Determining the ownership structure for a business requires deciding ownership percentages for each owner and whether each owner will have the same type of ownership interest. Sometimes it makes sense to have two or more forms of ownership interests. A common distinction between ownership interests is that there may be voting and non-voting interest, with the owners of non-voting interests having few or no rights to vote on matters related to running the business. Different types of ownership interests may also be created to provide different profit distribution rights.
Determining the management structure for a business typically involves deciding who will be the directors and officers (for a corporation or for any other type of business with a board of directors and officers) or its managers (if it will be a limited liability company managed by one or more managers). Determining the management structure also involves deciding who will have authority to change the management. In a corporation, the shareholders normally have the right to remove and elect the directors and the directors normally have the right to remove and elect the officers.

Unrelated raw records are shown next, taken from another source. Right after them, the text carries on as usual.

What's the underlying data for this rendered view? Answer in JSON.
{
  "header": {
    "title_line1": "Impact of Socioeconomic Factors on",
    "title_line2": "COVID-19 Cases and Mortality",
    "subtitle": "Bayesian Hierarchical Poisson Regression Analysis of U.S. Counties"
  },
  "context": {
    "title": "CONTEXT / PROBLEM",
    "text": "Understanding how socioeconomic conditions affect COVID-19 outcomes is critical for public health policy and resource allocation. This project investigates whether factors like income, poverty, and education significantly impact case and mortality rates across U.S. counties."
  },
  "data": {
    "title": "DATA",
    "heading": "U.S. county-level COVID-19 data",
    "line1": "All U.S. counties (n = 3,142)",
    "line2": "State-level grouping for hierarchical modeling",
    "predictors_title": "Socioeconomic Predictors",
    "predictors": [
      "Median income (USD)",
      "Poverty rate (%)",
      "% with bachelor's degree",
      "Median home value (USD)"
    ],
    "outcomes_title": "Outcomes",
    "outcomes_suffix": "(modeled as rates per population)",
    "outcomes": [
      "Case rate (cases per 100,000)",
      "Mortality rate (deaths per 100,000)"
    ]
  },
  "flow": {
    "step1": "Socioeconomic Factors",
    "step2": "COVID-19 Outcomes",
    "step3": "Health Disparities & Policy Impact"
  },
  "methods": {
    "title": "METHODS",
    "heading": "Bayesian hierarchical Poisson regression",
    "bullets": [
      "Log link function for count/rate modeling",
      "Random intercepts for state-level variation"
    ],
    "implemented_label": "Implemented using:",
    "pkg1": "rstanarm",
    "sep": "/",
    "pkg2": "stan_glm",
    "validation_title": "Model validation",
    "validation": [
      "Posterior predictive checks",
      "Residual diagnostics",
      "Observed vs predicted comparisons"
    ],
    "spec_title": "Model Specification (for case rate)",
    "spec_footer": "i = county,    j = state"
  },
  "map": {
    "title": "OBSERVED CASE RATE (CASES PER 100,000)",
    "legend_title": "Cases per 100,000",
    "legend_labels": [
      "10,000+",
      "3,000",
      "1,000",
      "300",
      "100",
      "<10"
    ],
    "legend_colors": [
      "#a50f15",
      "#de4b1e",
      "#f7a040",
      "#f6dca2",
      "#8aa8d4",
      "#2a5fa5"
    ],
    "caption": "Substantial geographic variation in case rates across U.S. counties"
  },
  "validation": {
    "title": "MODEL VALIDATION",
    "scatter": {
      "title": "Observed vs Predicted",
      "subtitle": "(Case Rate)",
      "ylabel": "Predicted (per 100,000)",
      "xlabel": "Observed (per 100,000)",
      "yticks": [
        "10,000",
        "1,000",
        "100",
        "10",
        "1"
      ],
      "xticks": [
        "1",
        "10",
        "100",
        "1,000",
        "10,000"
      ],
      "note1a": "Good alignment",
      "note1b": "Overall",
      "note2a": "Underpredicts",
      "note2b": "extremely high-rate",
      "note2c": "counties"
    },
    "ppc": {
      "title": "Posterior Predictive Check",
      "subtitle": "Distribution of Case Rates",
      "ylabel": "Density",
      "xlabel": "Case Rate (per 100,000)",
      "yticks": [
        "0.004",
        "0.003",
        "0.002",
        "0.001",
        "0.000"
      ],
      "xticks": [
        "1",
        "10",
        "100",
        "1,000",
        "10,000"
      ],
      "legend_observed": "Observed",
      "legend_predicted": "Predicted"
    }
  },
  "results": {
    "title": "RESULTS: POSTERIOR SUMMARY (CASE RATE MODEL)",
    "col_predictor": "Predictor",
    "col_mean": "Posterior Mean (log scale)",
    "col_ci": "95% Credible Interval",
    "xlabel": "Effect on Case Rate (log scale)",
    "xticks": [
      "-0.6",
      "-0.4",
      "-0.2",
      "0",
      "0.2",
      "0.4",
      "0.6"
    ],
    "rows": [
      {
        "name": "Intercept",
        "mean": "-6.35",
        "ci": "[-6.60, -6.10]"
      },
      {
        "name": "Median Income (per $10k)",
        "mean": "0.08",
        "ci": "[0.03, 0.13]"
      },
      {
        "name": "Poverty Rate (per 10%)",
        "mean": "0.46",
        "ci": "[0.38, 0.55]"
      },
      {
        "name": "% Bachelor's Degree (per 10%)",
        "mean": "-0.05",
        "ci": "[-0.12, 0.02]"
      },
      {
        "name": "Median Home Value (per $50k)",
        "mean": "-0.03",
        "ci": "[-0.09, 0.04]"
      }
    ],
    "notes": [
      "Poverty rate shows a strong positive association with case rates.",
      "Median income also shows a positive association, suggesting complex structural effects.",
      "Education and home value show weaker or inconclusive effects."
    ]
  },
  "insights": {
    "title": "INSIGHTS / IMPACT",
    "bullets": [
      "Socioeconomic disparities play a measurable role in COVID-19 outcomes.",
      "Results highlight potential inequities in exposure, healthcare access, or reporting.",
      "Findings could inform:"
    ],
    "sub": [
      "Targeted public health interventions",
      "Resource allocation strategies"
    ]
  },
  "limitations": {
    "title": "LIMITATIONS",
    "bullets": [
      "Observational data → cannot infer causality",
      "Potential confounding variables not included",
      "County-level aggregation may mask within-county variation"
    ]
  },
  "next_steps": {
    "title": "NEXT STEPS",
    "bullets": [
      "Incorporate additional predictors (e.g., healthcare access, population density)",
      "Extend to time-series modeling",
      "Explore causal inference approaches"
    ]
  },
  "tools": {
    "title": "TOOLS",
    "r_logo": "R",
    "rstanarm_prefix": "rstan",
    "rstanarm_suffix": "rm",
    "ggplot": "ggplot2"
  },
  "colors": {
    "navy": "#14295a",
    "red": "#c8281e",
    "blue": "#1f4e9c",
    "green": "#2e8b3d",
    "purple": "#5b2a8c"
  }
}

In a limited liability company or a partnership, an Operating Agreement (for a limited liability company) or Partnership Agreement (for a partnership) would normally address such matters.
It may sound odd to think of exit planning when forming a new business, but in any business with multiple owners that should be a consideration. Such “exit planning” typically takes the form of a Buy-Sell Agreement (also known as a Shareholders’ Agreement) to address what may happen in the event one of the owners dies, becomes disabled or otherwise leaves (or wants to leave) the business.